Three years ago, John Brennan’s (Russell Crowe) life was torn apart after his wife Lara (Elizabeth Banks) was arrested for murdering her boss. Despite John’s protestations to her innocence, the evidence against Lara was overwhelming and she was sentenced to twenty years in prison. Life has not been easy for John or his son since, yet it becomes too much when Lara attempts suicide whilst behind bars. Desperate to save her, John starts organising a plan to break her out and leave the country.
It is rare for me to say that I find a remake better than the original but it’s quite obvious here. Paul Haggis makes a smart decision to not hammer in the truth of the murder but instead leaving it ambiguous until the final moments. This means that the idea of breaking her out is no long as absurd, as searching for the real killer would be a wild-goose chase that John has probably attempted for three long years. Instead the film raises questions on the consequences of prison sentences on families and what people will do for their loved ones.
Yet the ambiguity does raise inevitable problems with the ending. John’s actions break a lot of criminal laws. Even if she isn’t guilty, John would have become more of a criminal than her by the end. If she is guilty, then he has released someone who should be serving time. This leads to a very unsatisfying ending where a mild-mannered “good” man has become more criminal than a viewer will be comfortable with. While not separate from the cyclical nature of the prison system, it is still concerning.

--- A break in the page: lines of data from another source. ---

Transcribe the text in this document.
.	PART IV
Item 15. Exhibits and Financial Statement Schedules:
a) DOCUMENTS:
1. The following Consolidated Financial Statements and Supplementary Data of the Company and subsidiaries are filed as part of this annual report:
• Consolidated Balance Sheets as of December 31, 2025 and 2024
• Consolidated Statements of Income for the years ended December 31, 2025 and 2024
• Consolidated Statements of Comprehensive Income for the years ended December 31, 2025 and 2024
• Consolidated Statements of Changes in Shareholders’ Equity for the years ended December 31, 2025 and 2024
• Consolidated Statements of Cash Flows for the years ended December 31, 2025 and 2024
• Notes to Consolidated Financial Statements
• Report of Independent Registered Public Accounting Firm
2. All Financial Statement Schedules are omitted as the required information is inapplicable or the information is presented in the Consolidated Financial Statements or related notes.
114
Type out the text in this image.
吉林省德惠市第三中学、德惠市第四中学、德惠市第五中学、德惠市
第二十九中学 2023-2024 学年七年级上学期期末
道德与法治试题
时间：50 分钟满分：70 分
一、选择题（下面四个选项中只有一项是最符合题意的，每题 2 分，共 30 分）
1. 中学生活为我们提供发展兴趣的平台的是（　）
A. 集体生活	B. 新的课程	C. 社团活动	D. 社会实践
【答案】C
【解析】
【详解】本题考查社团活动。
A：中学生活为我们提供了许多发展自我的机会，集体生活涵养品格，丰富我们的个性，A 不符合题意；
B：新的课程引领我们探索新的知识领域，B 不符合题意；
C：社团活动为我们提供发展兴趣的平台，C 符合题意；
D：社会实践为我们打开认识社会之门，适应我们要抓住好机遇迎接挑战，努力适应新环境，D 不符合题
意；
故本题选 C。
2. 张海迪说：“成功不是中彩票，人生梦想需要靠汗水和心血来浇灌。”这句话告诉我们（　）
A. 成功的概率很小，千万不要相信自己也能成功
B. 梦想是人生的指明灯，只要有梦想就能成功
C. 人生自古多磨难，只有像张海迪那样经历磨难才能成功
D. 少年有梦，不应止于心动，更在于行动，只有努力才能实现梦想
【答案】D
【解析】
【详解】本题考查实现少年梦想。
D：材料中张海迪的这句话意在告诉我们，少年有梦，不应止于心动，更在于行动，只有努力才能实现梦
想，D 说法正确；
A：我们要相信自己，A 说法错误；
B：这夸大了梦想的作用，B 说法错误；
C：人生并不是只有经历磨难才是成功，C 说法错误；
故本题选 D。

That’s not to say that the viewer is disconnected from the film’s characters. Indeed, Haggis has so easily made the characters sympathetic and built a world of people that don’t need much development to serve their purpose. Acting is of a very high standard and all parts are well-handled.
Crowe’s John is a complex figure considering how often we see this type of film. John isn’t the brave machine-like archetype but instead an intelligent, yet naive man. In one scene he almost gets caught and the shock leaves him physically ill. It is very satisfying to see these types of moments – where a thriller does not go down traditional avenues. His tenderness towards Lara and his son is subtle and realistic but it’s the interaction with his father which is the most impressive. Russell Crowe and Brian Dennehy portray a complex relationship where actions mean more than words. John’s relationships with his wife, father and son are all believable, particularly notable considering the small amount of screen time they have.
The film moves along at a reasonable pace but the 133 minute running time could have used some trimming. It never bothers but there are superfluous moments. There are also a number of instances that feel too neatly done – where the film slips slightly into conventional. There is also a question of Nicole’s (Olivia Wilde) and super Detective Quinn’s (Jason Beghe) motives. Most frustratingly is the pursuit of John and Lara by Lieutenant Nabulsi (Lenne James), who miraculously knows every move the couple will try and pull.
Despite these issues, The Next Three Days is an impressive film of this type. Asking what a man will do in a time of desperation and discussing the consequences of the prison system, The Next Three Days packs a powerful punch that was not expected. Well-acted and scripted, this is a successful remake of an average film.